Irgendwann, die Diskussion in der Dasa lief schon rund anderthalb Stunden, stand da eine Frau und sprach zwei Sätze. Einer davon war eine Sichtweise, einer eine Frage: „Die Stadt hat uns auf die Straße gesetzt. Wann bekommen wir Ersatzwohnungen?“

Die Stadt als die Institution, die den Menschen das Heim genommen hat, die ist, und so sehen das nicht wenige der rund 150 Betroffene, auch verantwortlich, für gleichwertigen Ersatz zu sorgen. Nicht für Zimmer in Gemeinschaftsunterkünften, nicht für Provisorien, in denen das Leben an den Nerven zehrt und Beziehungen auf harte Proben stellt.

Wer zahlt die Fahrten? Wo soll man waschen?

Probleme allenthalben, im täglichen Leben: Wer zahlt die Fahrten durch das Stadtgebiet? Wo soll man waschen, wenn man bei Freunden oder Verwandten wohnt? Wie, so ein Vater, der androhte, mit seinen drei Kleinkindern (2, 5, und 7) im Wagen vor einem städtischen Büro schlafen zu wollen, soll man das erklären? Und wie um Gottes Willen bringt man seine Kinder aus so einer Situation heraus?

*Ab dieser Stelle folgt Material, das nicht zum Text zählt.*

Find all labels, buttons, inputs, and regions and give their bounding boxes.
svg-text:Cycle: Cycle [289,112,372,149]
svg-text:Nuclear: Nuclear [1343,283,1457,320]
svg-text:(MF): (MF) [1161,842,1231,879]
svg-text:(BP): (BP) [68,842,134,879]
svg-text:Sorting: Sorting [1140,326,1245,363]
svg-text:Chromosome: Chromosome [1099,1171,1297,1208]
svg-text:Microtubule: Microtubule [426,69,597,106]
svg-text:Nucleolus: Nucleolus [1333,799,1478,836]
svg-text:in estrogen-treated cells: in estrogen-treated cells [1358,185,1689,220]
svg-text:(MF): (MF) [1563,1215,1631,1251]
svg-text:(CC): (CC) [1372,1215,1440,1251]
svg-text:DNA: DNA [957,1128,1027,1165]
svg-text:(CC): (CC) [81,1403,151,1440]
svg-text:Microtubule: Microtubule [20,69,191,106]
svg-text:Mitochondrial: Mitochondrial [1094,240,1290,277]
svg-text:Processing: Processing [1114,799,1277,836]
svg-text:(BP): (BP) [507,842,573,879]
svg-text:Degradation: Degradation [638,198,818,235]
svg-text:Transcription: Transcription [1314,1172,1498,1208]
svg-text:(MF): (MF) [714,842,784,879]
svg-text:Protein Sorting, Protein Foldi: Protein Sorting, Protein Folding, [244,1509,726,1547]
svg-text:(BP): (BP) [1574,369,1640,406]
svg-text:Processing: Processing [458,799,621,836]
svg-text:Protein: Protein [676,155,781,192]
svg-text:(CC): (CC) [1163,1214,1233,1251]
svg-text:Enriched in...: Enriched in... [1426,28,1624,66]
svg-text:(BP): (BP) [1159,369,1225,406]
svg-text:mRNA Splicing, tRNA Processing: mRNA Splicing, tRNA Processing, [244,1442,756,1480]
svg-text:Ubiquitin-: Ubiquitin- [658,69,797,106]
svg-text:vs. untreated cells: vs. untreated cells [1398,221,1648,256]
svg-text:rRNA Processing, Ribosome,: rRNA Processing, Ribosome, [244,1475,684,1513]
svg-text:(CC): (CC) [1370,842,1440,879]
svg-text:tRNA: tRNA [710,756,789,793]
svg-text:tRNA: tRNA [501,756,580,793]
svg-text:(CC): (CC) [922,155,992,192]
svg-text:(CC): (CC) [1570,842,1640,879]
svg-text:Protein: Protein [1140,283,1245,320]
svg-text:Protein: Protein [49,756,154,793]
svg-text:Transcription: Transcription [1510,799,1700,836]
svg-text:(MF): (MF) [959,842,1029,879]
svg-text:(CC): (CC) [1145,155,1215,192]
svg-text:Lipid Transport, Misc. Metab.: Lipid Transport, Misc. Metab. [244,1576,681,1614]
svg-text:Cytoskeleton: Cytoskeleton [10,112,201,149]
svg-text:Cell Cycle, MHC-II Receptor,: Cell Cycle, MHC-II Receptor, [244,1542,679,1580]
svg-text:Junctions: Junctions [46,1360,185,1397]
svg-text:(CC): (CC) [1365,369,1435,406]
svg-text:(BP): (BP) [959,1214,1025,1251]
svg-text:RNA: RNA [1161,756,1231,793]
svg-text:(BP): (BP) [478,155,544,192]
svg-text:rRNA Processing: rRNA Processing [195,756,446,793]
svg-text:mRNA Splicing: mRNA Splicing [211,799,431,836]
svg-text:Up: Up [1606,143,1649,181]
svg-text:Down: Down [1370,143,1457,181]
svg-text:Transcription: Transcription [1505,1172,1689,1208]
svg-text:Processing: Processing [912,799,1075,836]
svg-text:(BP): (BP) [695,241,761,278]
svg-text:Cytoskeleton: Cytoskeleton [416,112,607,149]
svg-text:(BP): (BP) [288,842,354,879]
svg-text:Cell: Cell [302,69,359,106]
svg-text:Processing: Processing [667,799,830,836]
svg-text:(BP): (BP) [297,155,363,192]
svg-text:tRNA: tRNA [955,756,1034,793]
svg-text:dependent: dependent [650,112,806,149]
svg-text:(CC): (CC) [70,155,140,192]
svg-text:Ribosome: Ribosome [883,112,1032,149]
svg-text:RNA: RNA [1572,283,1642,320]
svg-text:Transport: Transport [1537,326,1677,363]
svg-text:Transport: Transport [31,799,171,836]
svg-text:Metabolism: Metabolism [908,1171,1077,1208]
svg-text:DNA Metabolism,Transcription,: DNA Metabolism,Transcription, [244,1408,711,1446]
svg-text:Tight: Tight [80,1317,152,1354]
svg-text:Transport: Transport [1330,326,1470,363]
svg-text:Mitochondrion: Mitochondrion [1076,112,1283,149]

Der Hannibal in Dorstfeld ist ein städtebaulicher Koloss, man kann ihn auch aus der Dasa-Halle heraus sehen, und so groß, wie er da steht, so große Probleme macht er auch. Und so sehr man mit den Menschen auch mitfühlen kann in ihrer Verzweiflung, so sehr kann man das wenig Zielführende in einer Diskussion spüren, bei der drei Parteien miteinander reden müssten, aber eine einfach fehlt: Intown, der Vermieter, der sich selber in verschickten Pressemitteilungen auch Eigentümer nennt, war nicht erschienen. Einmal mehr.

Intown fehlt bei Info-Veranstaltung ohne Angabe von Gründen

Bei der ersten Veranstaltung zum Thema war kein Vertreter der Firma vor Ort. Und am Montag erneut nicht, wie es hieß, ohne Angaben von Gründen. Dabei wäre es doch Aufgabe dieser Firma gewesen, den Menschen, mit denen sie Mietverträge hat, zu sagen, wie sie sich die nähere Zukunft vorstellt. Was sie anbietet. Wie sie und ob sie, um es salopp zu fahren, die in den Dreck gefahrene Karre wieder flott machen will. Oder, wie es Oberbürgermeister Ullrich Sierau sagte: „Schuld ist der Eigentümer.“ Doch der war nicht da.

Und so steht dann also eine Stadt im Fokus des berechtigten Zorns der Menschen – ausgelöst durch eine Räumung, zu der die Stadt rechtlich verpflichtet war. Aber was interessieren Recht und Gesetz, wenn man nicht weiß, wohin mit sich, den Kindern?

Oder wenn man in der Klausurenphase steckt, so wie die Studentin, die im Verlauf der Diskussion irgendwann anfängt, sich fürchterlich aufzuregen, sie zetert und schreit. Und auch, wenn man nicht alles versteht, die Stimme der Frau bricht, ihre Verzweiflung ist greifbar.

Was bleibt, ist Mitgefühl und Zorn

Sozialamtsleiter Jörg Süshardt erläutert emphatisch, erklärt verständnisvoll Verfahrenswege. Krisenstabs-Leiter Ludger Wilde äußert sich sachlich. Sierau verteidigt die Position der Stadt. Es wird auch mal laut im Publikum, die eine große Eruption aber bleibt aus.

So wie die große Lösung. Aber wo soll die auch herkommen, wenn Intown sich nicht rührt und sich nicht äußert? So bleibt im Moment nur Mitgefühl für die Betroffenen. Und Zorn. Was beides nicht hilft.